The Motley Fool on John Mackey

motley fool joker

There was some good commentary in the middle of their coverage of WFMI :

Personally, I support Mackey’s public advocacy of alternative ideas. He’s one CEO trying to be part of the solution, not the problem — and even if they’re not delicately phrased, he often makes excellent points.

If anything, General Motors’ bankruptcy shows that Mackey’s quip about unions may have been too kind. Combined with management’s own poor decisions, unions’ costly and short-sighted demands proved more like a fatal disease to the automaker than an inconvenient and socially embarrassing one. That’s why longtime labor foe Wal-Mart’s (NYSE: WMT) recent decision to team up with unions to support employer mandates practically dripped with irony. Whole Foods, Starbucks (Nasdaq: SBUX), and Costco (Nasdaq: COST) are all good examples of companies that have made it a point to provide employee benefits without coercion.

Here’s another thought: Shouldn’t the very people contemplating a Whole Foods boycott on these grounds applaud many of the company’s existing initiatives? Are they aware of its progressive, employee-friendly policies?

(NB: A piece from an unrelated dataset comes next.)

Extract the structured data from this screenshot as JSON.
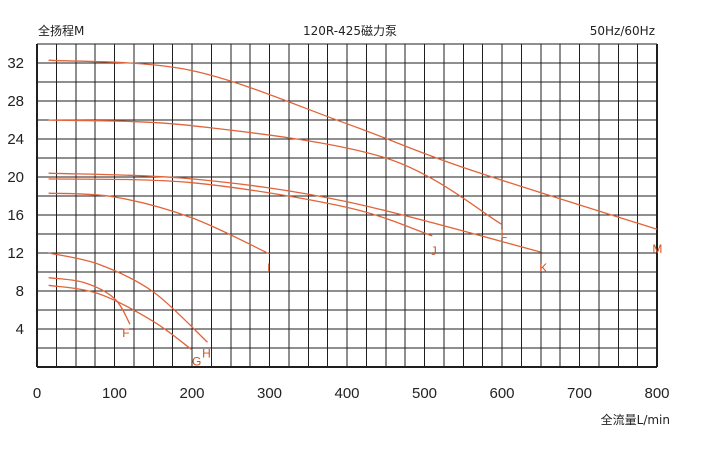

And if so, does this mean they don’t care as much as they think they do?

I mean, really, how dare Whole Foods let employees vote on their benefits, when most retail workers get no benefits whatsoever? The nerve of Mackey, forgoing his base salary and capping management’s pay at 19 times that of his lowest-paid employee? What is Whole Foods thinking, donating part of its profits to local and global organizations working to make a positive difference? And giving the majority of its stock options to rank-and-file employees, rather than upper management? That’s just diabolical!

Sometimes, trying to be part of the solution seems to challenges some people’s assumptions about the way things are supposed to be. Mackey’s belief in conscious capitalism — a world where responsible, entrepreneurial capitalists try to make things better, not worse, and where we all take greater responsibility for our own decisions — might challenge some people’s long-held assumptions. But it’s a great thing to contemplate.